Governor Recognizes E Ola Pono Campaign Winners: February is Declared “E Ola Pono Campaign Month”
Governor Neil Abercrombie officially recognized four Hawai‘i public schools selected as winners for their first semester entries in this year’s annual E Ola Pono Campaign. The Governor also declared February as “E Ola Pono Campaign Month” in support of this program that encourages student-generated activities and projects that promote peace and pono at schools.
Winning 1st place $1000.00 awards are McKinley High School and Kainalu Elementary School, both located on O‘ahu. Waiākea Elementary School in Hilo on Hawai‘i Island placed 2nd in the elementary division, receiving $500.00. These monetary awards are provided to support ongoing efforts of schools to “grow pono” and become even safer, more nurturing places to learn.
McKinley High School students shared about their new Pono Project, a student group that meets twice a month. The purpose of this project is to motivate and inspire students to connect with Hawaiian culture, build deeper reasons to learn, develop more respect for self and others, and work with peers to do community service, overcome challenges, and achieve common goals. Activities Coordinator April Nakamura and Counselors Mr. Oshiro and Mr. Cummings advised and guided the start up of McKinley’s Pono Project, and they continue to support the student leaders who are planning the group activities. Field trips and motivating speakers have provided engaging experiences that have helped participants become better connected to their peers and community. Student reflections expressed deep felt appreciation for the project, each other, and the special places they have volunteered at.
Kainalu Elementary School’s Campaign entry was their “Room C Special Friends Program”, run by teacher Shann Peterson. Participating upper elementary students use their recess time to get to know and play with medically fragile students and those with multiple disabilities.
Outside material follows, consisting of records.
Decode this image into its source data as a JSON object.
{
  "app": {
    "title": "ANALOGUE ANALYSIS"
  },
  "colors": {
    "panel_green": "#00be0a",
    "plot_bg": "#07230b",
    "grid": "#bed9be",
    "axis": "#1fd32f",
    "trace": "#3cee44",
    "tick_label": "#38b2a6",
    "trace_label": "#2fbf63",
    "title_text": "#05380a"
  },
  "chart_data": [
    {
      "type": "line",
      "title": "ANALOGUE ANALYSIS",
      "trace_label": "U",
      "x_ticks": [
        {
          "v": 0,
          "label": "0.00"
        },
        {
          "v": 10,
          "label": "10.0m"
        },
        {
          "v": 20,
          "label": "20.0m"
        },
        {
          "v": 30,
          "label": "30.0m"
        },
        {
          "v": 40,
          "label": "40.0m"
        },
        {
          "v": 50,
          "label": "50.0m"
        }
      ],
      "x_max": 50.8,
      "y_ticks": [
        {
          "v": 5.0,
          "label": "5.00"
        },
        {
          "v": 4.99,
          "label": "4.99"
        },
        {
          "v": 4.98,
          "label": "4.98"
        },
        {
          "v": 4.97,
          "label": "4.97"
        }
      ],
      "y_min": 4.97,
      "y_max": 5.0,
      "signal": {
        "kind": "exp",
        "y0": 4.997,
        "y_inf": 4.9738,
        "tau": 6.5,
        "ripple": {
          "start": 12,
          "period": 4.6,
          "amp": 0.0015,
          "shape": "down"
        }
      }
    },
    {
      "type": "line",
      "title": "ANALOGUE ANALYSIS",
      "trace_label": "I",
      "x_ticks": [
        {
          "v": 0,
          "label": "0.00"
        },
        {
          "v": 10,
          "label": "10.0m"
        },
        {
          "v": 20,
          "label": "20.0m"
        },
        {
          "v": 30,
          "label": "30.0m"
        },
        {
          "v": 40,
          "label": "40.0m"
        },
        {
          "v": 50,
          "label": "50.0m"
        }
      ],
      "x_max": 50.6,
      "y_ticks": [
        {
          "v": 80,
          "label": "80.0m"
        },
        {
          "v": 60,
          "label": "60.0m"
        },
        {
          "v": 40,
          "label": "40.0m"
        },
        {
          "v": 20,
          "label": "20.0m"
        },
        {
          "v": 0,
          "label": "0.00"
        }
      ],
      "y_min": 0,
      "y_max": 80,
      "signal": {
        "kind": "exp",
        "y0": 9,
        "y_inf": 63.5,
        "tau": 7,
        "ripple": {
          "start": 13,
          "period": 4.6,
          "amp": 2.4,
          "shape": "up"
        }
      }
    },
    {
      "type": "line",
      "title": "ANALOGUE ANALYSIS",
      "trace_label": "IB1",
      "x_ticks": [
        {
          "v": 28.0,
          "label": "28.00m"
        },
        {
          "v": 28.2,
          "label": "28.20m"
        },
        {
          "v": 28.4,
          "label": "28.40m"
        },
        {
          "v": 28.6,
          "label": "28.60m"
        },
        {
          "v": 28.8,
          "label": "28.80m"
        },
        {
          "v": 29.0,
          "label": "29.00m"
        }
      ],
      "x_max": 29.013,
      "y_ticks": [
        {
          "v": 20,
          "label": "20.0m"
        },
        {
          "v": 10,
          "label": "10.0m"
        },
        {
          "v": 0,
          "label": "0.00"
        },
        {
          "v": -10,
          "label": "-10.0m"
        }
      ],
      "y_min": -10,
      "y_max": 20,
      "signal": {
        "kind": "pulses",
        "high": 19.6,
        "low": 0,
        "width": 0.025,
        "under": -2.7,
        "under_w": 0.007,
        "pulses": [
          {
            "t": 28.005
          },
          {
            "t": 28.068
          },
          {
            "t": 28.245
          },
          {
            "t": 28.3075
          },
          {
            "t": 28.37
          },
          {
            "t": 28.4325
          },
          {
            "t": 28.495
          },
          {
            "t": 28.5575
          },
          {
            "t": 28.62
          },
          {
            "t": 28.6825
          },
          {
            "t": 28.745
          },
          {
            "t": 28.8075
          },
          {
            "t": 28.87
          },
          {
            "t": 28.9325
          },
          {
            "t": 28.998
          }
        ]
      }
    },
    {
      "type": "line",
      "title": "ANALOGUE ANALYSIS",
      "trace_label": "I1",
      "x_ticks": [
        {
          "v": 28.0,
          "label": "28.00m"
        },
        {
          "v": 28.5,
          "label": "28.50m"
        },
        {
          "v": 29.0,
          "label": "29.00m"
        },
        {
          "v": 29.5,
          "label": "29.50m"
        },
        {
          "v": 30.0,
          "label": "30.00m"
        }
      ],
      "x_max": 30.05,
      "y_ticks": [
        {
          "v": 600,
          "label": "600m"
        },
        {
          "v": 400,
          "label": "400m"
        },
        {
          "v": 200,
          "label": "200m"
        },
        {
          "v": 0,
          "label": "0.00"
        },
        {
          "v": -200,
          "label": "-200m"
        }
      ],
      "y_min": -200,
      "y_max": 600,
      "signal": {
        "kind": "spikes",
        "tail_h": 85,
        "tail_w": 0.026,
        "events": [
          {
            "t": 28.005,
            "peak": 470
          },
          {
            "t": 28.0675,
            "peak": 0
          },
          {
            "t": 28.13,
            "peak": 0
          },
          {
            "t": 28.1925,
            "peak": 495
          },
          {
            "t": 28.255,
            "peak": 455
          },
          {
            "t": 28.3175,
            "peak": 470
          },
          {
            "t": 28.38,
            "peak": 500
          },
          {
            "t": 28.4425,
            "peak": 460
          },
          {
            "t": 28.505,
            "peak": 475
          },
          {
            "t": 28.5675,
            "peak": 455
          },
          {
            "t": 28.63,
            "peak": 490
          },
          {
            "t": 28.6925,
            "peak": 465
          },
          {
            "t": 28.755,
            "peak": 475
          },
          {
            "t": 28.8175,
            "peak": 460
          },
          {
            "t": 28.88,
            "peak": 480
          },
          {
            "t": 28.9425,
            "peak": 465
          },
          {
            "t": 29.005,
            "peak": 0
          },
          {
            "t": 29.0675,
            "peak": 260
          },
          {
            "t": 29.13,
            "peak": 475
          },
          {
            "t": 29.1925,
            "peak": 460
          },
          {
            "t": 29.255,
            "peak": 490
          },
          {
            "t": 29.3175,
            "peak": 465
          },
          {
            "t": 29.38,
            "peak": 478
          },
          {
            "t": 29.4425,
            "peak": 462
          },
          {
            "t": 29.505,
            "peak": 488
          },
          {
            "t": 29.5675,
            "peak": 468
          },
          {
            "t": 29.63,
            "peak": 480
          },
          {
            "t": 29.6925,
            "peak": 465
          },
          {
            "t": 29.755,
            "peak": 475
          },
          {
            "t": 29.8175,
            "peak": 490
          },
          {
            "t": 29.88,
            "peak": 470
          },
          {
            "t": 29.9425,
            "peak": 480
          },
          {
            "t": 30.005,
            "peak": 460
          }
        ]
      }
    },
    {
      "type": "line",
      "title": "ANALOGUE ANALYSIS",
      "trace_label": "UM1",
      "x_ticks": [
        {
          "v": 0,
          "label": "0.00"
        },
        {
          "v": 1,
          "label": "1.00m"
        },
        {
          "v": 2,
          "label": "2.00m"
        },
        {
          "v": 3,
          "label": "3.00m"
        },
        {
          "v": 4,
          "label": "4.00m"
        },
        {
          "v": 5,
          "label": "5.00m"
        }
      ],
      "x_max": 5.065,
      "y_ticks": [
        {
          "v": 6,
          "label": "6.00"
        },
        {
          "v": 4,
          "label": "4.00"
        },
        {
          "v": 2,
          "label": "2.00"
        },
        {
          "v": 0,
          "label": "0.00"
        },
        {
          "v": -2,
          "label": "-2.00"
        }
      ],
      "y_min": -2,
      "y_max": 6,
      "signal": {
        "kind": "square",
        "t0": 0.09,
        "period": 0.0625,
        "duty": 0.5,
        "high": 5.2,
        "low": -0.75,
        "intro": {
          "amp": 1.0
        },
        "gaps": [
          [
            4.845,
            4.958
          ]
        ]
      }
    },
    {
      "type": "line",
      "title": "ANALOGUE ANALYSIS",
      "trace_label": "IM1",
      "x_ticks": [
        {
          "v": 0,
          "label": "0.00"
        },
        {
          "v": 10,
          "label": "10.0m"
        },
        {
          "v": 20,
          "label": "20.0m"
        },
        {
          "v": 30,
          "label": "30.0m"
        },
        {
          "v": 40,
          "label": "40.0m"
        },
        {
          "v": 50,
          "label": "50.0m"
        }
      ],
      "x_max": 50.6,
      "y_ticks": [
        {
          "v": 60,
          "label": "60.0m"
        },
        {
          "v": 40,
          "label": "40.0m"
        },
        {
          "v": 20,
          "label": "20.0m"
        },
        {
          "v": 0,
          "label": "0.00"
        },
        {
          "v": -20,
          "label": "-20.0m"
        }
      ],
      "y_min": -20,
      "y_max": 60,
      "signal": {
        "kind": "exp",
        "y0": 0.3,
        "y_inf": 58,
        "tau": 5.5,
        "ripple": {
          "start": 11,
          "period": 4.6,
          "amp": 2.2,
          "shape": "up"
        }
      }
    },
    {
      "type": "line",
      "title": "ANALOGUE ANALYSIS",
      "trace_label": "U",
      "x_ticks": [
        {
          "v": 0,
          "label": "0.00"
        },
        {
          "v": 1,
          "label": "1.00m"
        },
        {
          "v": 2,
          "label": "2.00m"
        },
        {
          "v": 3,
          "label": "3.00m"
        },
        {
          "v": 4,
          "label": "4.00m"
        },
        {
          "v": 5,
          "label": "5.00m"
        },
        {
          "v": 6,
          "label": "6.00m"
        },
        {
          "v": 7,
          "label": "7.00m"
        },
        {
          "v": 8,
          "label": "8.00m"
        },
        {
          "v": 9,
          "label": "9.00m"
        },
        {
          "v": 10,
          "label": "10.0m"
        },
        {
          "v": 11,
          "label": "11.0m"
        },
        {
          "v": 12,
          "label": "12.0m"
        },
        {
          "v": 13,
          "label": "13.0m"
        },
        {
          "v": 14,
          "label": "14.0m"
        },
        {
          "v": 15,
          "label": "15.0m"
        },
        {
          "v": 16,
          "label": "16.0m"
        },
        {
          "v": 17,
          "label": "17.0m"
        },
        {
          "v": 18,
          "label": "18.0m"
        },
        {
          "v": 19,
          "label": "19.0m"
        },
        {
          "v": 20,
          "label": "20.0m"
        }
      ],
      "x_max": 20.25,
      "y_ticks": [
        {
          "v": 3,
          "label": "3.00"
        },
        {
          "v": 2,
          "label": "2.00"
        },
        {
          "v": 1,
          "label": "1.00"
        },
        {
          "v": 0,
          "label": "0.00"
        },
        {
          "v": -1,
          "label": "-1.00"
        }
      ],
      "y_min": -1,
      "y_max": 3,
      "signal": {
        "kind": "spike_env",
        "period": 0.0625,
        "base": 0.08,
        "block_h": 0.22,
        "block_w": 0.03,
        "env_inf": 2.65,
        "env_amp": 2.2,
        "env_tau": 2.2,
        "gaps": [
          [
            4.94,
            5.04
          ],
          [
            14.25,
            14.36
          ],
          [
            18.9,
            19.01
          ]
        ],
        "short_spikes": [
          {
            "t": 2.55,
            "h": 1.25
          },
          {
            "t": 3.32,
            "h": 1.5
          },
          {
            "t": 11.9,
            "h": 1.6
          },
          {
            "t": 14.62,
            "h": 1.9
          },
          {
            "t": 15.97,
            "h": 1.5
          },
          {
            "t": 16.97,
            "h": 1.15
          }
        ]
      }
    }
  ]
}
Volunteers from grades 4-6 work together with the common purpose of helping these students who face unique challenges in life. According to Peterson, “All students are considered equal members of Special Friends!” The teacher has observed that learning occurs for all participants. “I count myself lucky to have the privilege to witness the development of relationships that naturally occur and reveal themselves, over time,” she added. Ms. Peterson first learned about the Special Friends Program in 1981 when she was a student teacher at Kainalu Elementary.
At Waiākea Elementary School, Activities Coordinator Hallie Adolf asked the student council what things made them happy at school and what things made them unhappy. The group then talked about what worked at their school that reinforced positive behavior. Video clips about “pono” were viewed to see what other students were doing.
The Waiākea Student Council came up with the idea to film five skits that show things they don’t like at school and what to do about them. Student reflections shared that these council members are learning about acting, felt all the videos they watched had good messages, and are considering involving more students by doing a school play.
Kualapu‘u Elementary Public Conversion Charter School on the Island of Moloka‘i’s campaign entry by Diane Abraham’s 4th grade class was recognized with an Honorable Mention for the 1st Semester E Ola Pono Campaign 2011-2012 round. Their Moloka‘i Keiki Malama Ka ‘Aina beach clean up of Dixie Maru Beach was their campaign to “walk the talk” of being pono with the ‘aina and the beaches. They researched the biodegradability of all the rubbish and published articles about their campaign in the Moloka‘i dispatch.
Diane Abraham reflects, “Our purpose was foremost to teach our students to create a litter-free and clean, healthy environment on our island of Molokai, even and especially if we ourselves did not create the litter. If we are to be pono, we have to live pono with the aina, the land and our beaches. Another purpose is to inform the community via the local media—newspaper and public television—about our youths’ effort in ‘walking the walk, not just talking the talk.’”
The 4th grade students reflected, “Our class learned a lot from our beach and community clean-ups. We were amazed, and disgusted, at how much people just tossed around to litter our aina. That is so NOT pono! After our beach clean-up, we took the rubblish and made “gartbage”, that is, we made a sculpture out of the garbage. We also recycled everything we could. After both of our clean-ups on the beach and in the community, we wrote articles to our newspaper about what we did, to hope that others on our island would be pono, and keep our home and our ‘aina clean, and not trash it.”
In his proclamation that identifies February as “E Ola Pono Campaign Month”, Governor Abercrombie asks the people of the Aloha State to join in the efforts of the E Ola Pono Campaign by understanding the importance of being pono and working toward improving the social/emotional environment at schools. The Proclamation signing occurred on Monday, February 6, 2012, with students, staff, and parents of participants in attendance.
Learn more about the E Ola Pono Campaign and how schools can join this statewide effort to improve the social/emotional environment of their school.
The deadline for second semester Campaign entries is May 11, 2012.